35 Years Ago June 16, 1977

• The Schoolcraft County Board of Commissioners Tuesday night gave the nod to purchase 4.9 acres of land west of the county airport and approved a short-term loan to finance a building to house the first Schoolcraft County fair in 44 years. The board agreed to buy the land in the pines area of Manistique Township at a price of $15,000, with $5,000 down and the remainder to be paid in installments on a land contract. The owner of the acreage is Marvin Curran.

• Ray Oswald lost both home and business in a single fire on the west side of Indian Lake last Thursday afternoon. “I was in the house getting a haircut from my wife,” said Oswald, owner of the Westshore Campers Service bait and boat shop. “My stepson was fixing an outboard motor in the garage, and the motor backfired I guess.” Sparks ignited the gasoline and flames quickly spread in one corner of the garage, Oswald said. Efforts to put out the blaze with a fire extinguisher failed and the Inwood Township Fire Department was called to the scene at 3:10 p.m. All occupants and vehicles were removed as the fire spread to the residence and the shop facing County. Rd. 445. Cliff DeMars of Cooks, Inwood fire chief, said the house and the business were a total loss, but no dollar estimate had been made as of Tuesday.

25 Years Ago June 25, 1987

• Work is now underway on a new 40-unit motel on US-2 east adjacent to the Big Boy Restaurant. Goldthorpe Enterprises, of McMillan, is putting up the wooden frame structure. The same firm has built similar motels in Newberry and St. Ignace. The building permit issued for the project lists the cost of construction at an estimated $317,000, plus additional costs for electrical work and plumbing.

• Rob Ryan of Manistique was the unexpected winner at the Michigan Coaches All-Star Basketball Games held last Saturday at Central Michigan University. Ryan bought a lucky program which qualified him to compete in the half-time “shoot-out”. He made a lay-up for a T-shirt, a free throw to win a large pizza and an outside shot for a game ball. The only miss he had was a half court shot for a VCR. U.P. fans cheering him on included Duke Jacobetti of Negaunee, and Norm and Bette Jahn and daughter Bette, Cheryl Casey, John Senger and Chris Trebilcock (who claimed he was Ryan’s manager) all of Manistique. Ryan stopped at the game with friends Jacobetti and Senger on the way to attend the Bill Frieder Basketball Camp at the University of Michigan.

10 Years Ago June 20, 2002

• Organizers say they are pleased with the success of Schoolcraft County’s first Native American Celebration and are already making plans to turn it into an annual event. Last week’s program featured ceremonies, lectures, workshops and community wide art exhibits. The celebrations was funded through a $9,500 Rural Arts and Culture Grant received by the Manistique Area Schools from the Michigan Council for Arts and Cultural Affairs.

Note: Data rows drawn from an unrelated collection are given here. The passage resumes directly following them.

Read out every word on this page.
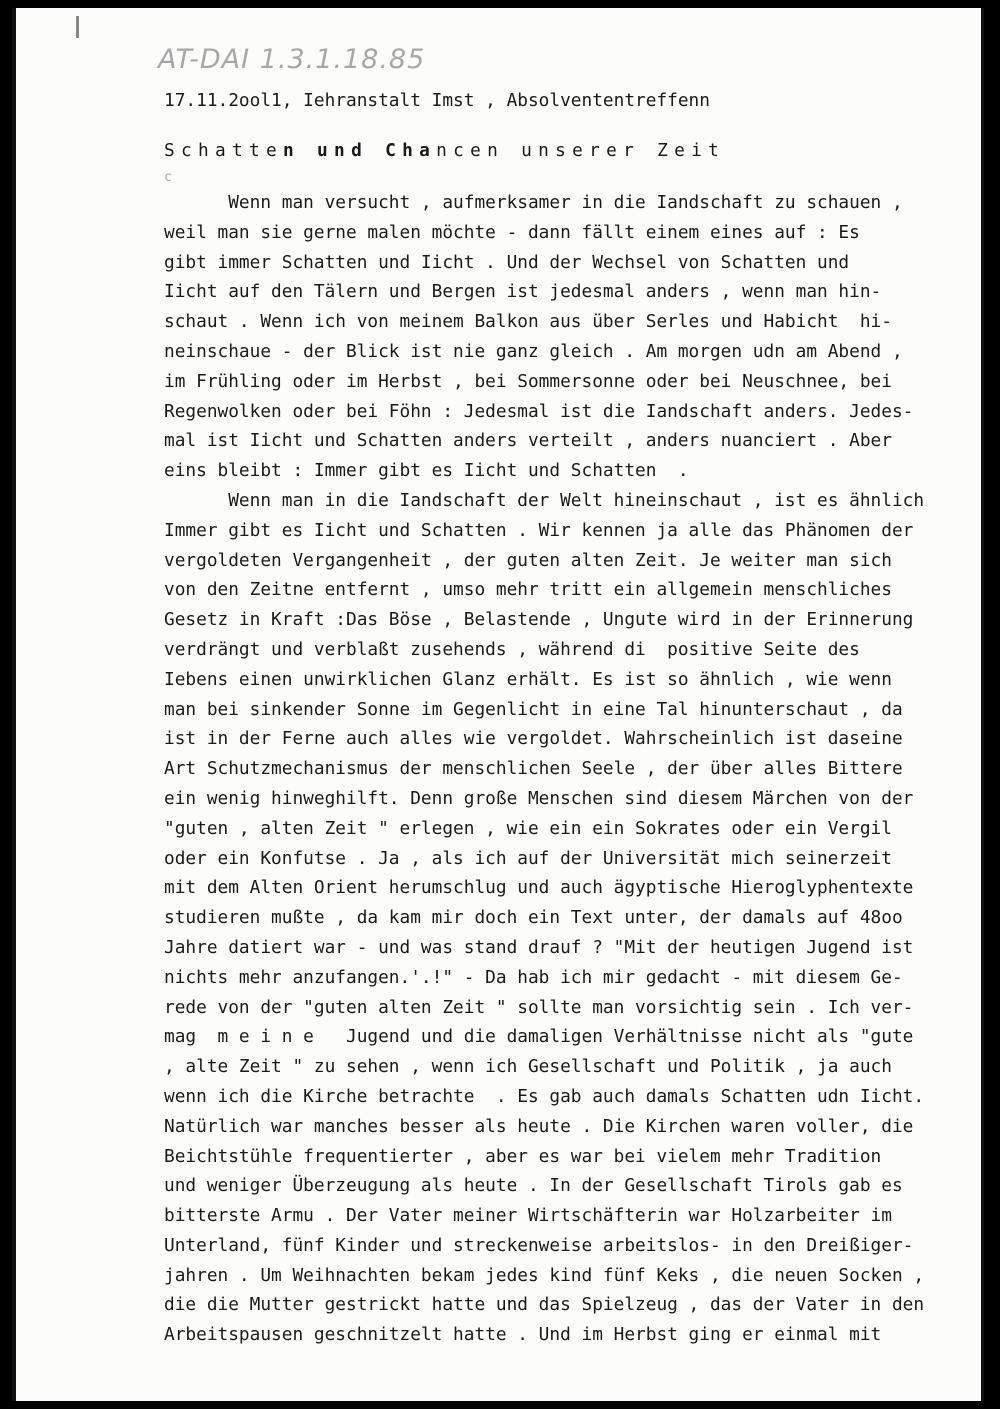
AT-DAI 1.3.1.18.85

17.11.2ool1, Iehranstalt Imst , Absolvententreffenn

Schatten und Chancen unserer Zeit

c

Wenn man versucht , aufmerksamer in die Iandschaft zu schauen ,
weil man sie gerne malen möchte - dann fällt einem eines auf : Es
gibt immer Schatten und Iicht . Und der Wechsel von Schatten und
Iicht auf den Tälern und Bergen ist jedesmal anders , wenn man hin-
schaut . Wenn ich von meinem Balkon aus über Serles und Habicht  hi-
neinschaue - der Blick ist nie ganz gleich . Am morgen udn am Abend ,
im Frühling oder im Herbst , bei Sommersonne oder bei Neuschnee, bei
Regenwolken oder bei Föhn : Jedesmal ist die Iandschaft anders. Jedes-
mal ist Iicht und Schatten anders verteilt , anders nuanciert . Aber
eins bleibt : Immer gibt es Iicht und Schatten  .
Wenn man in die Iandschaft der Welt hineinschaut , ist es ähnlich
Immer gibt es Iicht und Schatten . Wir kennen ja alle das Phänomen der
vergoldeten Vergangenheit , der guten alten Zeit. Je weiter man sich
von den Zeitne entfernt , umso mehr tritt ein allgemein menschliches
Gesetz in Kraft :Das Böse , Belastende , Ungute wird in der Erinnerung
verdrängt und verblaßt zusehends , während di  positive Seite des
Iebens einen unwirklichen Glanz erhält. Es ist so ähnlich , wie wenn
man bei sinkender Sonne im Gegenlicht in eine Tal hinunterschaut , da
ist in der Ferne auch alles wie vergoldet. Wahrscheinlich ist daseine
Art Schutzmechanismus der menschlichen Seele , der über alles Bittere
ein wenig hinweghilft. Denn große Menschen sind diesem Märchen von der
"guten , alten Zeit " erlegen , wie ein ein Sokrates oder ein Vergil
oder ein Konfutse . Ja , als ich auf der Universität mich seinerzeit
mit dem Alten Orient herumschlug und auch ägyptische Hieroglyphentexte
studieren mußte , da kam mir doch ein Text unter, der damals auf 48oo
Jahre datiert war - und was stand drauf ? "Mit der heutigen Jugend ist
nichts mehr anzufangen.'.!" - Da hab ich mir gedacht - mit diesem Ge-
rede von der "guten alten Zeit " sollte man vorsichtig sein . Ich ver-
mag  m e i n e   Jugend und die damaligen Verhältnisse nicht als "gute
, alte Zeit " zu sehen , wenn ich Gesellschaft und Politik , ja auch
wenn ich die Kirche betrachte  . Es gab auch damals Schatten udn Iicht.
Natürlich war manches besser als heute . Die Kirchen waren voller, die
Beichtstühle frequentierter , aber es war bei vielem mehr Tradition
und weniger Überzeugung als heute . In der Gesellschaft Tirols gab es
bitterste Armu . Der Vater meiner Wirtschäfterin war Holzarbeiter im
Unterland, fünf Kinder und streckenweise arbeitslos- in den Dreißiger-
jahren . Um Weihnachten bekam jedes kind fünf Keks , die neuen Socken ,
die die Mutter gestrickt hatte und das Spielzeug , das der Vater in den
Arbeitspausen geschnitzelt hatte . Und im Herbst ging er einmal mit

• A design concept has been approved and additional work authorized, but the Manistique Area Schools Board of Education has some number crunching to do after learning that the new stadium, football field and track are running more than $125,000 over budget. The project will be paid for through the proceeds of the $1.78 million bond issue approved by district voters on Feb. 26. Approximately $1,810,000 will be available for the work, including bond revenue and earned interest. Unfortunately, initial budget estimates presented at Monday’s meeting forecast a total project cost of $1,938,000.